The Italian bank said on Wednesday that it is seeking bondholder approval to change the terms and conditions of its obbligazioni bancarie garantite (OBGs) to implement a conditional pass-through structure. A first bondholder meeting is due on 25 June and, unlike ABN Amro and Credit Suisse moves to convert outstanding covered bonds from hard to soft bullets, approval must be granted by covered bondholders overall so that the whole programme can be converted rather than being on an issue by issue basis.
MPS’s plan came amid rating pressure on the bank and its covered bonds.

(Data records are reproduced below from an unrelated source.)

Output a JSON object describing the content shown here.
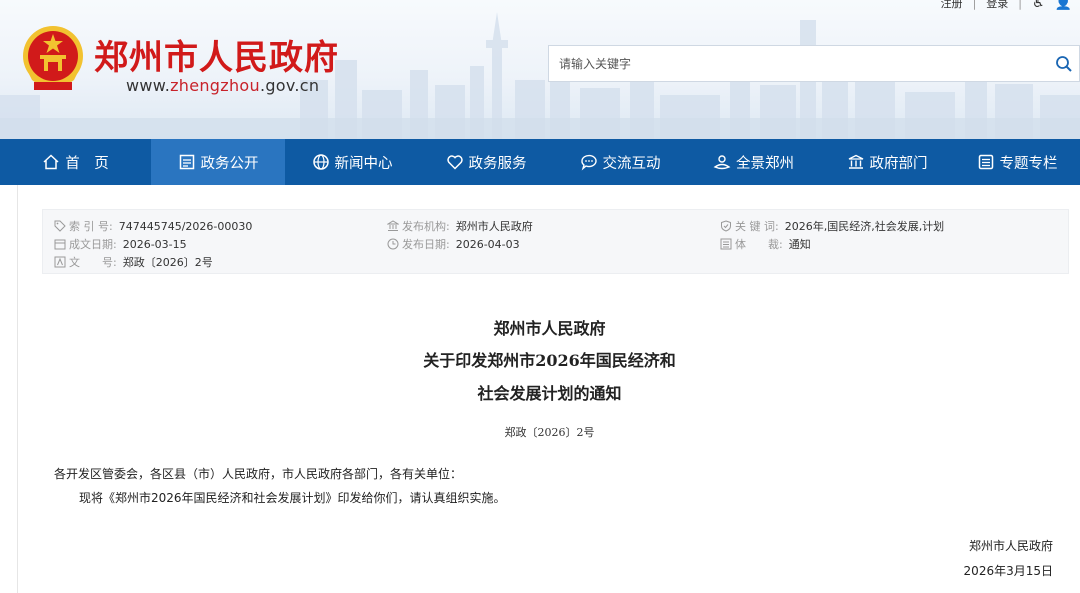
{
  "site": {
    "title": "郑州市人民政府",
    "url_prefix": "www.",
    "url_mid": "zhengzhou",
    "url_suffix": ".gov.cn"
  },
  "toplinks": {
    "register": "注册",
    "login": "登录"
  },
  "search": {
    "placeholder": "请输入关键字"
  },
  "nav": {
    "items": [
      {
        "label": "首　页",
        "icon": "home-icon"
      },
      {
        "label": "政务公开",
        "icon": "document-icon"
      },
      {
        "label": "新闻中心",
        "icon": "globe-icon"
      },
      {
        "label": "政务服务",
        "icon": "heart-icon"
      },
      {
        "label": "交流互动",
        "icon": "chat-icon"
      },
      {
        "label": "全景郑州",
        "icon": "panorama-icon"
      },
      {
        "label": "政府部门",
        "icon": "building-icon"
      },
      {
        "label": "专题专栏",
        "icon": "column-icon"
      }
    ],
    "active_index": 1
  },
  "meta": {
    "index_label": "索 引 号:",
    "index_value": "747445745/2026-00030",
    "date_label": "成文日期:",
    "date_value": "2026-03-15",
    "docno_label": "文　　号:",
    "docno_value": "郑政〔2026〕2号",
    "publisher_label": "发布机构:",
    "publisher_value": "郑州市人民政府",
    "pubdate_label": "发布日期:",
    "pubdate_value": "2026-04-03",
    "keywords_label": "关 键 词:",
    "keywords_value": "2026年,国民经济,社会发展,计划",
    "genre_label": "体　　裁:",
    "genre_value": "通知"
  },
  "doc": {
    "title_line1": "郑州市人民政府",
    "title_line2": "关于印发郑州市2026年国民经济和",
    "title_line3": "社会发展计划的通知",
    "number": "郑政〔2026〕2号",
    "salutation": "各开发区管委会，各区县（市）人民政府，市人民政府各部门，各有关单位：",
    "paragraph": "现将《郑州市2026年国民经济和社会发展计划》印发给你们，请认真组织实施。",
    "signer": "郑州市人民政府",
    "sign_date": "2026年3月15日"
  },
  "colors": {
    "brand_red": "#d11a1a",
    "nav_blue": "#0e5aa3",
    "nav_active": "#2a75c0"
  }
}
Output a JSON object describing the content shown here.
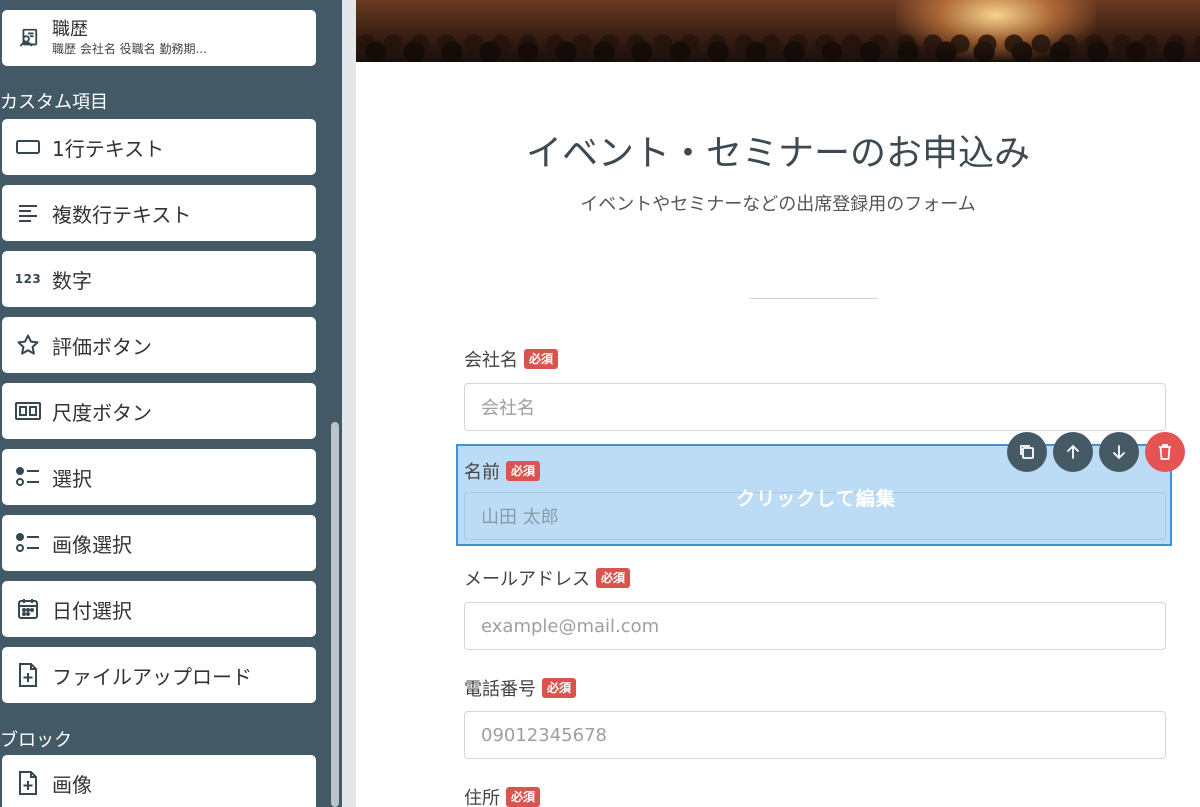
{
  "sidebar": {
    "career_card": {
      "label": "職歴",
      "sub": "職歴 会社名 役職名 勤務期..."
    },
    "custom_section": "カスタム項目",
    "custom_items": [
      {
        "label": "1行テキスト",
        "icon": "single-line-text-icon"
      },
      {
        "label": "複数行テキスト",
        "icon": "multi-line-text-icon"
      },
      {
        "label": "数字",
        "icon": "number-icon",
        "glyph": "123"
      },
      {
        "label": "評価ボタン",
        "icon": "star-icon"
      },
      {
        "label": "尺度ボタン",
        "icon": "scale-icon"
      },
      {
        "label": "選択",
        "icon": "select-list-icon"
      },
      {
        "label": "画像選択",
        "icon": "image-select-icon"
      },
      {
        "label": "日付選択",
        "icon": "calendar-icon"
      },
      {
        "label": "ファイルアップロード",
        "icon": "file-upload-icon"
      }
    ],
    "block_section": "ブロック",
    "block_items": [
      {
        "label": "画像",
        "icon": "image-block-icon"
      }
    ]
  },
  "form": {
    "title": "イベント・セミナーのお申込み",
    "subtitle": "イベントやセミナーなどの出席登録用のフォーム",
    "required_badge": "必須",
    "fields": [
      {
        "label": "会社名",
        "placeholder": "会社名"
      },
      {
        "label": "名前",
        "placeholder": "山田 太郎"
      },
      {
        "label": "メールアドレス",
        "placeholder": "example@mail.com"
      },
      {
        "label": "電話番号",
        "placeholder": "09012345678"
      },
      {
        "label": "住所"
      }
    ],
    "edit_hint": "クリックして編集"
  },
  "toolbar": {
    "icons": [
      "duplicate-icon",
      "move-up-icon",
      "move-down-icon",
      "delete-icon"
    ]
  },
  "colors": {
    "sidebar_bg": "#435a66",
    "badge": "#d9534f",
    "selected_bg": "#bcdcf6",
    "selected_border": "#3d94d6",
    "tool_btn": "#455a64",
    "delete_btn": "#e55353"
  }
}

Fitch on 22 May cut the OBGs from A to BBB-, although they avoided being lowered to sub-investment grade after the rating agency improved the Discontinuity Cap (D-Cap) of the programme.
Fitch said yesterday that, although the switch is yet to be approved, it is the reason for the new rating action.
“The RWP reflects the upside scenario for the BBB- rating should BMPS restructure the OBG redemption profile to CPT,” it said. “In Fitch’s view, the proposed restructuring would reduce liquidity gaps and mitigate payment interruption risk for the OBG once recourse against the cover pool is enforced, as would be reflected in the minimal discontinuity assessment for liquidity gaps and systemic risk.”
However, while analysts had noted last week that Fitch granted as much as seven notches of uplift when UniCredit converted an OBG programme to conditional pass-through, the improvement in the rating of MPS’s OBGs will likely be limited to two notches, according to the rating agency.
“Fitch’s criteria allow for the agency to still apply a ‘weak-link’ analysis between its Discontinuity Cap components if the assessment of another component raises particular risk,” it said. “Fitch deems that some of the amendments to the programme documentation could limit the full rating uplift for a CPT structure and a D-Cap of 8 (minimal discontinuity risk) would be unlikely.
“In the agency’s opinion, the removal of certain guarantee enforcement events (i.e. breach of obligations and cessation of business) and a longer test grace period (five months from one month) result in a strong reliance on the issuer’s ability to make timely payments on the OBG until the recourse to the cover assets is enforced, as would be reflected in the alternative management component.”
Fitch said that while the OBGs’ rating will be upgraded from BBB-, “it is likely that the covered bonds would remain in the ‘BBB’ rating category due to the weakening of guarantee enforcement events and test grace period”.
It said that the BBB- rating will be affirmed should the amendments not be implemented.
Moody’s responded to the proposed conversion by saying that it will upgrade the OBGs from Baa3 on review for downgrade to Baa1 on review for upgrade, while DBRS has said it will assign the covered bonds an A (high) rating.